By Marcus K. Garner
The Atlanta Journal-Constitution
ATLANTA — Gone are the days of cat burglars and sneak-thieves. Instead, Atlanta police are confronting a wave of in-your-face, organized and — authorities worry — potentially dangerous smash-and-grab heists. Their aim, they say, is to stem the tide before one of the assaults turns deadly.
“The propensity is there for violence,” Atlanta police special enforcement commander Maj. Chris Leighty said. “That’s the kind of thing we’re trying to deter.”
The closest call to date came in July, when a crew of men rushed the door of the Broadway Diner early one morning, intent on grabbing the downtown Atlanta eatery’s ATM.
They shook the money machine from its foundation and, despite employee’s attempts to lock down the place, pushed a waitress to the ground and escaped with their prize.
“I think they were kind of surprised that they were actually challenged,” Leighty said, noting the same crew had hit other occupied businesses unchallenged before finally encountering victims who held their ground.
For the most part, the smash-and-grab phenomenon seems to be concentrated in the city of Atlanta.

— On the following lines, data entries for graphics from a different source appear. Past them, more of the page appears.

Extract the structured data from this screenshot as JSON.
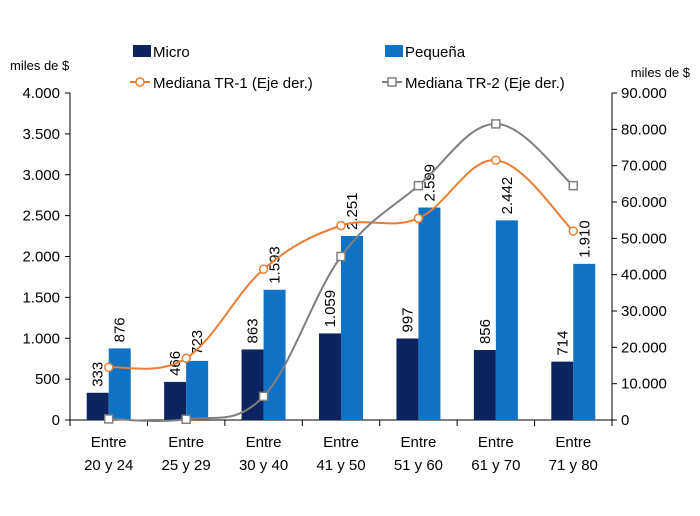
{
  "chart_data": {
    "type": "bar",
    "categories": [
      [
        "Entre",
        "20 y 24"
      ],
      [
        "Entre",
        "25 y 29"
      ],
      [
        "Entre",
        "30 y 40"
      ],
      [
        "Entre",
        "41 y 50"
      ],
      [
        "Entre",
        "51 y 60"
      ],
      [
        "Entre",
        "61 y 70"
      ],
      [
        "Entre",
        "71 y 80"
      ]
    ],
    "series": [
      {
        "name": "Micro",
        "kind": "bar",
        "axis": "left",
        "color": "#0d2461",
        "values": [
          333,
          466,
          863,
          1059,
          997,
          856,
          714
        ],
        "labels": [
          "333",
          "466",
          "863",
          "1.059",
          "997",
          "856",
          "714"
        ]
      },
      {
        "name": "Pequeña",
        "kind": "bar",
        "axis": "left",
        "color": "#0f72c4",
        "values": [
          876,
          723,
          1593,
          2251,
          2599,
          2442,
          1910
        ],
        "labels": [
          "876",
          "723",
          "1.593",
          "2.251",
          "2.599",
          "2.442",
          "1.910"
        ]
      },
      {
        "name": "Mediana TR-1 (Eje der.)",
        "kind": "line",
        "axis": "right",
        "color": "#e87d33",
        "marker": "circle",
        "values": [
          14500,
          17000,
          41500,
          53500,
          55500,
          71500,
          52000
        ]
      },
      {
        "name": "Mediana TR-2 (Eje der.)",
        "kind": "line",
        "axis": "right",
        "color": "#7f7f7f",
        "marker": "square",
        "values": [
          300,
          200,
          6500,
          45000,
          64500,
          81500,
          64500
        ]
      }
    ],
    "y_left": {
      "label": "miles de $",
      "min": 0,
      "max": 4000,
      "ticks": [
        0,
        500,
        1000,
        1500,
        2000,
        2500,
        3000,
        3500,
        4000
      ],
      "tick_labels": [
        "0",
        "500",
        "1.000",
        "1.500",
        "2.000",
        "2.500",
        "3.000",
        "3.500",
        "4.000"
      ]
    },
    "y_right": {
      "label": "miles de $",
      "min": 0,
      "max": 90000,
      "ticks": [
        0,
        10000,
        20000,
        30000,
        40000,
        50000,
        60000,
        70000,
        80000,
        90000
      ],
      "tick_labels": [
        "0",
        "10.000",
        "20.000",
        "30.000",
        "40.000",
        "50.000",
        "60.000",
        "70.000",
        "80.000",
        "90.000"
      ]
    },
    "legend_position": "top"
  }
}
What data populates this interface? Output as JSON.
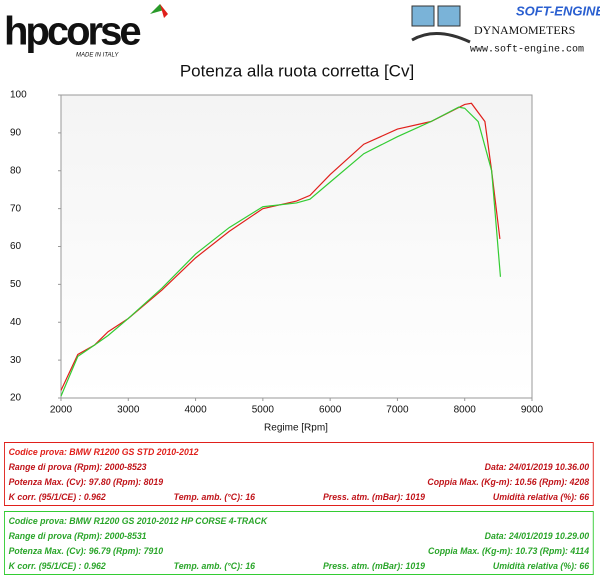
{
  "header": {
    "brand": "hpcorse",
    "brand_note": "MADE IN ITALY",
    "dyno_brand": "SOFT-ENGINE",
    "dyno_sub": "DYNAMOMETERS",
    "dyno_url": "www.soft-engine.com"
  },
  "chart_data": {
    "type": "line",
    "title": "Potenza alla ruota corretta [Cv]",
    "x_label": "Regime [Rpm]",
    "xlim": [
      2000,
      9000
    ],
    "xticks": [
      2000,
      3000,
      4000,
      5000,
      6000,
      7000,
      8000,
      9000
    ],
    "ylim": [
      20,
      100
    ],
    "yticks": [
      20,
      30,
      40,
      50,
      60,
      70,
      80,
      90,
      100
    ],
    "series": [
      {
        "color": "#e0201b",
        "x": [
          2000,
          2250,
          2500,
          2700,
          3000,
          3500,
          4000,
          4500,
          5000,
          5500,
          5700,
          6000,
          6500,
          7000,
          7500,
          8000,
          8100,
          8300,
          8400,
          8523
        ],
        "values": [
          22,
          31.5,
          34,
          37.5,
          41,
          48.5,
          57,
          64,
          70,
          72,
          73.5,
          79,
          87,
          91,
          93,
          97.5,
          97.8,
          93,
          80,
          62
        ]
      },
      {
        "color": "#33cc33",
        "x": [
          2000,
          2250,
          2500,
          2700,
          3000,
          3500,
          4000,
          4500,
          5000,
          5500,
          5700,
          6000,
          6500,
          7000,
          7500,
          7910,
          8000,
          8200,
          8400,
          8531
        ],
        "values": [
          20.5,
          31,
          34,
          36.5,
          41,
          49,
          58,
          65,
          70.5,
          71.5,
          72.5,
          77,
          84.5,
          89,
          93,
          96.8,
          96.5,
          93,
          80,
          52
        ]
      }
    ]
  },
  "tests": [
    {
      "rows": [
        [
          "Codice prova: BMW R1200 GS STD  2010-2012"
        ],
        [
          "Range di prova (Rpm): 2000-8523",
          "Data: 24/01/2019  10.36.00"
        ],
        [
          "Potenza Max. (Cv): 97.80  (Rpm): 8019",
          "Coppia Max. (Kg-m): 10.56  (Rpm): 4208"
        ],
        [
          "K corr. (95/1/CE) : 0.962",
          "Temp. amb. (°C): 16",
          "Press. atm. (mBar): 1019",
          "Umidità relativa (%): 66"
        ]
      ]
    },
    {
      "rows": [
        [
          "Codice prova: BMW R1200 GS  2010-2012 HP CORSE 4-TRACK"
        ],
        [
          "Range di prova (Rpm): 2000-8531",
          "Data: 24/01/2019  10.29.00"
        ],
        [
          "Potenza Max. (Cv): 96.79  (Rpm): 7910",
          "Coppia Max. (Kg-m): 10.73  (Rpm): 4114"
        ],
        [
          "K corr. (95/1/CE) : 0.962",
          "Temp. amb. (°C): 16",
          "Press. atm. (mBar): 1019",
          "Umidità relativa (%): 66"
        ]
      ]
    }
  ]
}
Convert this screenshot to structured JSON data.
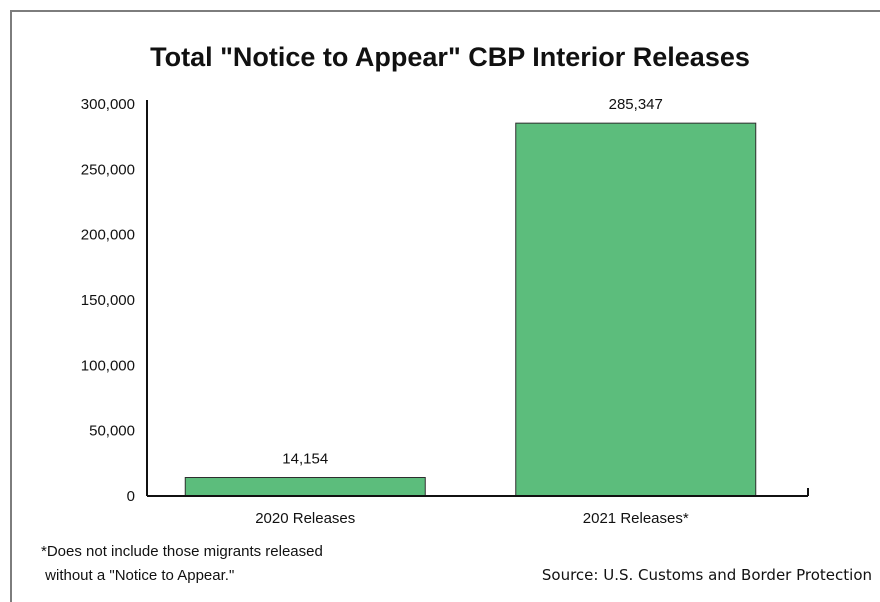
{
  "chart_data": {
    "type": "bar",
    "title": "Total \"Notice to Appear\" CBP Interior Releases",
    "xlabel": "",
    "ylabel": "",
    "categories": [
      "2020 Releases",
      "2021 Releases*"
    ],
    "values": [
      14154,
      285347
    ],
    "data_labels": [
      "14,154",
      "285,347"
    ],
    "ylim": [
      0,
      300000
    ],
    "yticks": [
      0,
      50000,
      100000,
      150000,
      200000,
      250000,
      300000
    ],
    "ytick_labels": [
      "0",
      "50,000",
      "100,000",
      "150,000",
      "200,000",
      "250,000",
      "300,000"
    ],
    "bar_color": "#5cbd7c",
    "bar_edge_color": "#2e2e2e",
    "grid": false,
    "legend": "none"
  },
  "footnote": {
    "line1": "*Does not include those migrants released",
    "line2": " without a \"Notice to Appear.\""
  },
  "source": "Source: U.S. Customs and Border Protection",
  "colors": {
    "frame": "#7d7d7d",
    "axis": "#111111",
    "text": "#111111"
  }
}
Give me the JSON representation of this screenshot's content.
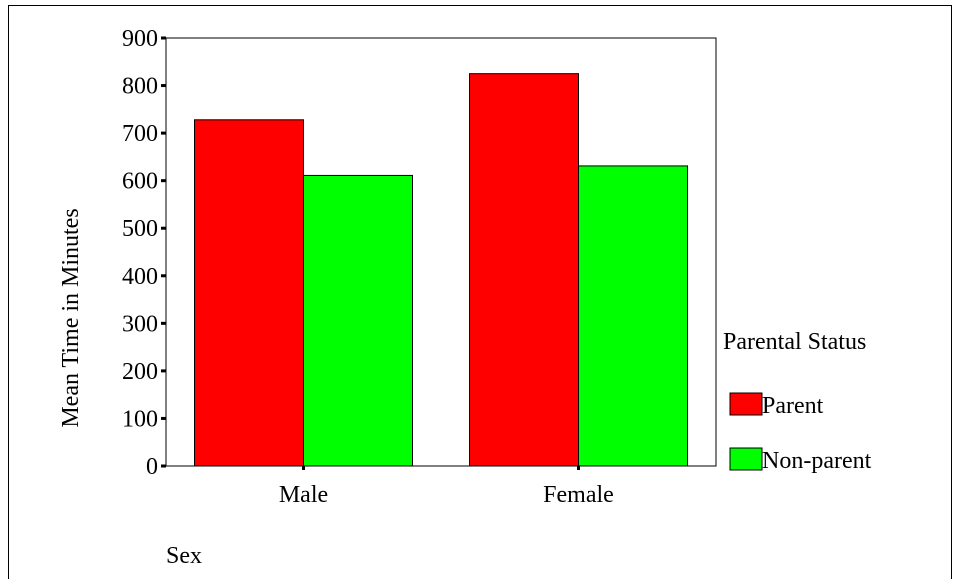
{
  "chart_data": {
    "type": "bar",
    "categories": [
      "Male",
      "Female"
    ],
    "series": [
      {
        "name": "Parent",
        "values": [
          728,
          825
        ],
        "color": "#ff0000"
      },
      {
        "name": "Non-parent",
        "values": [
          611,
          631
        ],
        "color": "#00ff00"
      }
    ],
    "ylim": [
      0,
      900
    ],
    "yticks": [
      "0",
      "100",
      "200",
      "300",
      "400",
      "500",
      "600",
      "700",
      "800",
      "900"
    ],
    "ylabel": "Mean Time in Minutes",
    "xlabel": "Sex",
    "legend": {
      "title": "Parental Status",
      "placement": "right"
    },
    "grid": false
  }
}
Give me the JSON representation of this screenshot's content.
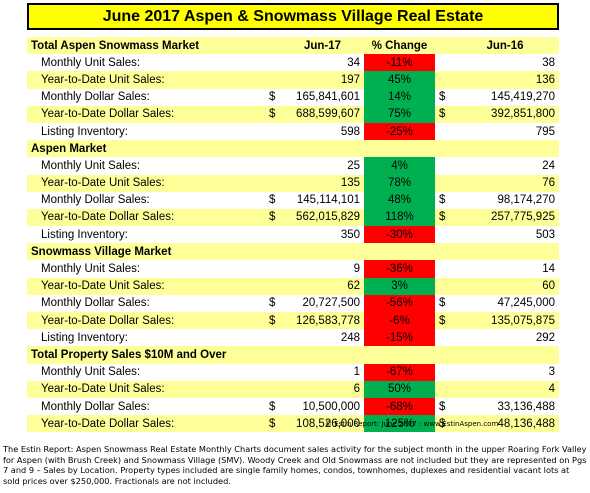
{
  "title": "June 2017 Aspen & Snowmass Village Real Estate",
  "columns": {
    "current": "Jun-17",
    "change": "% Change",
    "prior": "Jun-16"
  },
  "sections": [
    {
      "name": "Total Aspen Snowmass Market",
      "rows": [
        {
          "label": "Monthly Unit Sales:",
          "cur_dollar": "",
          "cur": "34",
          "chg": "-11%",
          "chg_type": "neg",
          "prior_dollar": "",
          "prior": "38"
        },
        {
          "label": "Year-to-Date Unit Sales:",
          "cur_dollar": "",
          "cur": "197",
          "chg": "45%",
          "chg_type": "pos",
          "prior_dollar": "",
          "prior": "136"
        },
        {
          "label": "Monthly Dollar Sales:",
          "cur_dollar": "$",
          "cur": "165,841,601",
          "chg": "14%",
          "chg_type": "pos",
          "prior_dollar": "$",
          "prior": "145,419,270"
        },
        {
          "label": "Year-to-Date Dollar Sales:",
          "cur_dollar": "$",
          "cur": "688,599,607",
          "chg": "75%",
          "chg_type": "pos",
          "prior_dollar": "$",
          "prior": "392,851,800"
        },
        {
          "label": "Listing Inventory:",
          "cur_dollar": "",
          "cur": "598",
          "chg": "-25%",
          "chg_type": "neg",
          "prior_dollar": "",
          "prior": "795"
        }
      ]
    },
    {
      "name": "Aspen Market",
      "rows": [
        {
          "label": "Monthly Unit Sales:",
          "cur_dollar": "",
          "cur": "25",
          "chg": "4%",
          "chg_type": "pos",
          "prior_dollar": "",
          "prior": "24"
        },
        {
          "label": "Year-to-Date Unit Sales:",
          "cur_dollar": "",
          "cur": "135",
          "chg": "78%",
          "chg_type": "pos",
          "prior_dollar": "",
          "prior": "76"
        },
        {
          "label": "Monthly Dollar Sales:",
          "cur_dollar": "$",
          "cur": "145,114,101",
          "chg": "48%",
          "chg_type": "pos",
          "prior_dollar": "$",
          "prior": "98,174,270"
        },
        {
          "label": "Year-to-Date Dollar Sales:",
          "cur_dollar": "$",
          "cur": "562,015,829",
          "chg": "118%",
          "chg_type": "pos",
          "prior_dollar": "$",
          "prior": "257,775,925"
        },
        {
          "label": "Listing Inventory:",
          "cur_dollar": "",
          "cur": "350",
          "chg": "-30%",
          "chg_type": "neg",
          "prior_dollar": "",
          "prior": "503"
        }
      ]
    },
    {
      "name": "Snowmass Village Market",
      "rows": [
        {
          "label": "Monthly Unit Sales:",
          "cur_dollar": "",
          "cur": "9",
          "chg": "-36%",
          "chg_type": "neg",
          "prior_dollar": "",
          "prior": "14"
        },
        {
          "label": "Year-to-Date Unit Sales:",
          "cur_dollar": "",
          "cur": "62",
          "chg": "3%",
          "chg_type": "pos",
          "prior_dollar": "",
          "prior": "60"
        },
        {
          "label": "Monthly Dollar Sales:",
          "cur_dollar": "$",
          "cur": "20,727,500",
          "chg": "-56%",
          "chg_type": "neg",
          "prior_dollar": "$",
          "prior": "47,245,000"
        },
        {
          "label": "Year-to-Date Dollar Sales:",
          "cur_dollar": "$",
          "cur": "126,583,778",
          "chg": "-6%",
          "chg_type": "neg",
          "prior_dollar": "$",
          "prior": "135,075,875"
        },
        {
          "label": "Listing Inventory:",
          "cur_dollar": "",
          "cur": "248",
          "chg": "-15%",
          "chg_type": "neg",
          "prior_dollar": "",
          "prior": "292"
        }
      ]
    },
    {
      "name": "Total Property Sales $10M and Over",
      "rows": [
        {
          "label": "Monthly Unit Sales:",
          "cur_dollar": "",
          "cur": "1",
          "chg": "-67%",
          "chg_type": "neg",
          "prior_dollar": "",
          "prior": "3"
        },
        {
          "label": "Year-to-Date Unit Sales:",
          "cur_dollar": "",
          "cur": "6",
          "chg": "50%",
          "chg_type": "pos",
          "prior_dollar": "",
          "prior": "4"
        },
        {
          "label": "Monthly Dollar Sales:",
          "cur_dollar": "$",
          "cur": "10,500,000",
          "chg": "-68%",
          "chg_type": "neg",
          "prior_dollar": "$",
          "prior": "33,136,488"
        },
        {
          "label": "Year-to-Date Dollar Sales:",
          "cur_dollar": "$",
          "cur": "108,526,000",
          "chg": "125%",
          "chg_type": "pos",
          "prior_dollar": "$",
          "prior": "48,136,488"
        }
      ]
    }
  ],
  "watermark": "© Estin Report: June 2017 : www.EstinAspen.com",
  "footnote": "The Estin Report: Aspen Snowmass Real Estate Monthly Charts document sales activity for the subject month in the upper Roaring Fork Valley for Aspen (with Brush Creek) and Snowmass Village (SMV). Woody Creek and Old Snowmass are not included but they are represented on Pgs 7 and 9 – Sales by Location. Property types included are single family homes, condos, townhomes, duplexes and residential vacant lots at sold prices over $250,000. Fractionals are not included.",
  "colors": {
    "title_bg": "#ffff00",
    "row_yellow": "#ffff99",
    "negative": "#ff0000",
    "positive": "#00b050"
  }
}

Authorities there say they have a good idea of who is behind many of the quick-hit robberies, but catching them involves a constant battle of wits as the thieves modify their targets and tactics to elude the police net.
Atlanta police have recovered 10 ATMs this year and made more than a dozen arrests in recent smash-and-grab heists, said police gangs unit Sgt. Archie Ezell.
“We know who’s doing this and where these people are,” he said. “We have more than two dozen suspects, and they know we’re looking at them.”
The run of ATM take-aways, or attempted take-aways, extends back to late 2009 and includes, most notably, the successful early-morning theft of the cash machine at the front of Ikea and the Wachovia machine at Atlantic Station.
While that machine was reported to have contained $14,000 when it was stolen, larger takes were reported by media outlets to be as much as $40,000 or more during some of the earlier thefts.
“They hit the Grand Poobah on that first one, and that was the one that started the rash,” Leighty said, referring to a 2009 theft in Atlanta’s West End shopping district.
However, ATMs weren’t the criminals’ first target. Before that, the item du jour was the flat-screen TV, as police found themselves responding to calls from restaurants and bars, reporting their windows smashed and the huge monitors wrestled from wall mountings.
Before that, thieves were bursting through the windows of clothing boutiques to snatch high-priced jeans.
In the latest incidents earlier this month, thieves reverted to grabbing consumer electronics, hitting two Rent-A-Center stores within eight miles of each other, in the early hours of a Friday and a Monday. The bandits crashed vans into the steel back door of one store, then went into a next-door business of the second rental store, taking flat-screen TVs and laptop computers.
“We have security measures in place in all of our stores that we’re confident in,” Rent-A-Center spokesman Xavier Dominicis said. “I suppose if somebody wanted to drive a tank through the store, they could. There’s a point after which it’s difficult to guard against those things.”
Last Wednesday, police arrested four teens apparently planning a smash-and-grab at the Nordstrom Rack in Buckhead, and are trying to link them to another attempt earlier in the week.
Ezell rejected the notion that hard economic times played into the growing popularity of this new mode of crime.
“They’re either using this to supplement their drug money, or it’s spending money for when they travel,” he said.
Robbie Friedmann, a Georgia State University criminology professor, said the advantages of the technique are the same, regardless of the items targeted.
“Look at it as a crime of ‘opportunity,’ ” Friedmann said, pointing to the ease of availability. “This is probably backed up by the fact that it is well organized in gangs and not done by disconnected individuals.”
Police cite similar reasons for the rising popularity of the technique.
“The risks are lower and the stakes are higher. They know this,” Atlanta police gang unit Lt. Johnny Flagler said. “You go in and stick a gun in somebody’s face, you’re probably going to jail for a while.”
When the trend began, Flagler said, a person arrested for smashing into a store and stealing a few TVs or even an ATM would have faced only misdemeanor larceny charges. In response, the Georgia General Assembly made smash-and-grabs a felony.
“A person commits the offense of smash-and-grab burglary when he or she intentionally and without authority enters a retail establishment with the intent to commit a theft and causes damage in excess of $500.00 to such establishment without the owner’s consent,” reads the state Senate bill that was passed into law this year.
First-time offenders can get up to 20 years in prison, if caught.